Al Jazeera telah meminta komunitas internasional untuk meminta pertanggungjawaban Israel atas serangan terhadap wartawan.
Berapa banyak jurnalis yang terbunuh di seluruh dunia pada tahun 2024?
Sejauh ini pada tahun 2024, 25 jurnalis dan pekerja media telah terbunuh, menurut CPJ.Setidaknya 20 orang yang tewas berada di Palestina. Sedangkan dua orang tewas di Kolombia, dan masing-masing satu orang di Pakistan, Sudan, dan Myanmar.
Pada tahun 2023, lebih dari tiga perempat dari 99 jurnalis dan pekerja media yang terbunuh di seluruh dunia tewas dalam perang Israel-Gaza, sebagian besar dari mereka adalah warga Palestina yang tewas dalam serangan Israel di Gaza.
“Sejak perang Israel-Gaza dimulai, jurnalis telah membayar harga tertinggi – nyawa mereka – untuk membela hak kami atas kebenaran. Setiap kali seorang jurnalis meninggal atau terluka, kami kehilangan sebagian dari kebenaran tersebut,” kata direktur program CPJ Carlos Martinez de la Serna.
Di manakah kebebasan pers paling dibatasi?

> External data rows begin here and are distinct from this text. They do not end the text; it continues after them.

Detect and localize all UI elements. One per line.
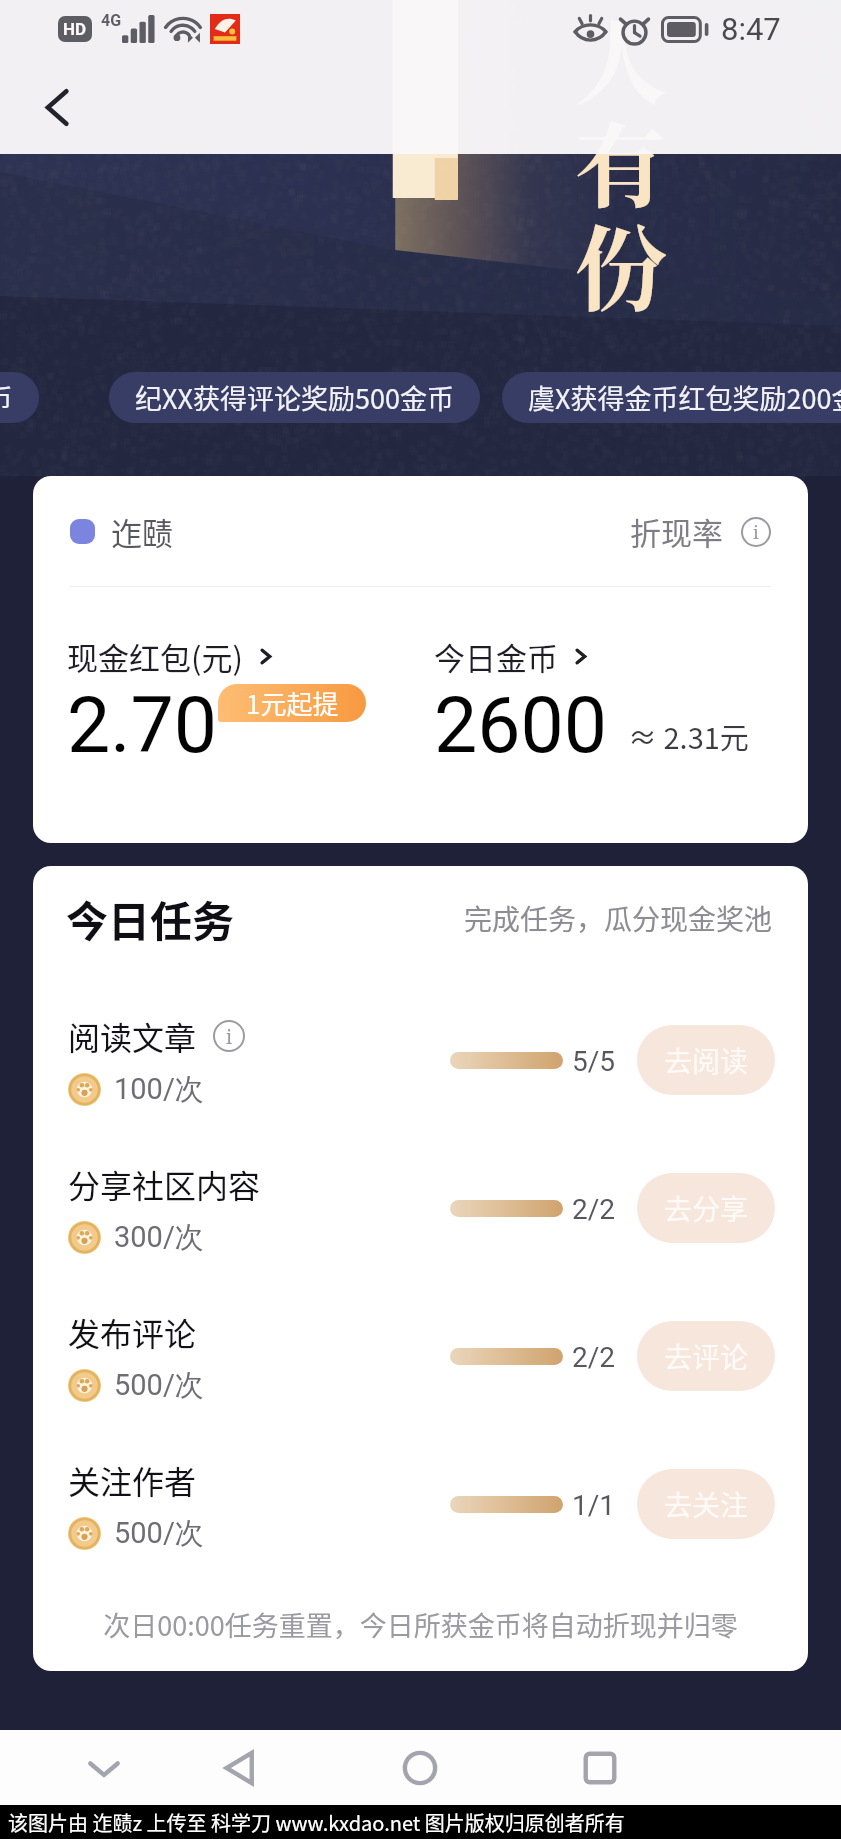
staticText: 迮赜 (111, 509, 173, 554)
staticText: 300/次 (114, 1219, 204, 1256)
staticText: 有 (575, 94, 668, 226)
staticText: 2/2 (572, 1193, 616, 1226)
staticText: 纪XX获得评论奖励500金币 (135, 378, 454, 417)
staticText: 今日任务 (66, 888, 235, 949)
button[interactable]: 纪XX获得评论奖励500金币 (109, 372, 480, 423)
button[interactable]: Back (26, 76, 88, 138)
staticText: 5/5 (572, 1045, 616, 1078)
button[interactable]: Back (206, 1730, 274, 1805)
staticText: i (226, 1023, 233, 1049)
staticText: 完成任务，瓜分现金奖池 (464, 898, 773, 939)
button[interactable]: Hide keyboard (70, 1730, 138, 1805)
staticText: 虞X获得金币红包奖励200金币 (528, 378, 841, 417)
staticText: ≈ 2.31元 (628, 715, 749, 757)
staticText: 去阅读 (664, 1040, 749, 1081)
button[interactable]: 去阅读 (637, 1025, 775, 1095)
staticText: 2600 (434, 681, 608, 771)
staticText: 1元起提 (246, 684, 339, 722)
staticText: X获得阅读奖励100金币 (0, 378, 13, 417)
staticText: 分享社区内容 (68, 1161, 261, 1207)
staticText: 发布评论 (68, 1309, 197, 1355)
button[interactable]: Recent apps (566, 1730, 634, 1805)
staticText: 现金红包(元) (67, 634, 243, 679)
staticText: 去评论 (664, 1336, 749, 1377)
staticText: HD (63, 19, 87, 39)
staticText: 今日金币 (434, 634, 558, 679)
staticText: 人 (575, 0, 668, 123)
staticText: 4G (101, 11, 122, 30)
button[interactable]: 1元起提 (218, 684, 366, 722)
staticText: 2/2 (572, 1341, 616, 1374)
button[interactable]: 现金红包(元) (67, 634, 276, 679)
staticText: 去关注 (664, 1484, 749, 1525)
button[interactable]: 虞X获得金币红包奖励200金币 (502, 372, 841, 423)
staticText: 500/次 (114, 1367, 204, 1404)
staticText: 折现率 (630, 509, 723, 554)
staticText: 阅读文章 (68, 1013, 197, 1059)
button[interactable]: Info (213, 1020, 245, 1052)
staticText: 100/次 (114, 1071, 204, 1108)
button[interactable]: 折现率 (630, 509, 771, 554)
staticText: 次日00:00任务重置，今日所获金币将自动折现并归零 (103, 1605, 738, 1644)
staticText: 该图片由 迮赜z 上传至 科学刀 www.kxdao.net 图片版权归原创者所… (8, 1808, 625, 1837)
staticText: 1/1 (572, 1489, 616, 1522)
button[interactable]: X获得阅读奖励100金币 (0, 372, 39, 423)
staticText: 2.70 (67, 681, 218, 771)
button[interactable]: 去评论 (637, 1321, 775, 1391)
staticText: 去分享 (664, 1188, 749, 1229)
staticText: 关注作者 (68, 1457, 197, 1503)
staticText: 8:47 (721, 11, 781, 47)
staticText: i (753, 520, 759, 545)
button[interactable]: 去关注 (637, 1469, 775, 1539)
staticText: 份 (575, 197, 668, 329)
button[interactable]: Home (386, 1730, 454, 1805)
button[interactable]: 今日金币 (434, 634, 591, 679)
staticText: 500/次 (114, 1515, 204, 1552)
button[interactable]: 去分享 (637, 1173, 775, 1243)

Untuk mengukur denyut kebebasan pers di seluruh dunia, pengawas media Reporters Without Borders (RSF) menerbitkan indeks tahunan. Laporan ini memeringkat konteks politik, ekonomi, dan sosiokultural serta kerangka hukum dan keamanan pers di 180 negara dan wilayah.Menurut Indeks Kebebasan Pers Dunia tahun 2024, Eritrea memiliki kebebasan pers terburuk, disusul Suriah, Afghanistan, Korea Utara, dan Iran.
Menurut RSF, semua media independen telah dilarang di Eritrea sejak transisi ke kediktatoran pada bulan September 2001. Media dikendalikan langsung oleh Kementerian Penerangan – sebuah kantor berita, beberapa publikasi dan Eri TV.
Berapa banyak jurnalis yang dipenjara?
Pada 1 Desember 2023, 320 jurnalis dan pekerja media dipenjara, menurut CPJ.Tiongkok (44 orang di balik jeruji besi), Myanmar (43 orang), Belarus (28 orang), Rusia (22 orang), dan Vietnam (19) menduduki peringkat dengan jumlah jurnalis yang dipenjara terbanyak.
Tiongkok telah lama menjadi “salah satu negara yang paling banyak memenjarakan jurnalis”, menurut CPJ.
Dari 44 jurnalis yang dipenjara di Tiongkok, hampir setengahnya adalah warga Uighur. Mereka menuduh Beijing melakukan kejahatan terhadap kemanusiaan atas penahanan massal dan penindasan kejam terhadap kelompok etnis yang sebagian besar Muslim di wilayah tersebut.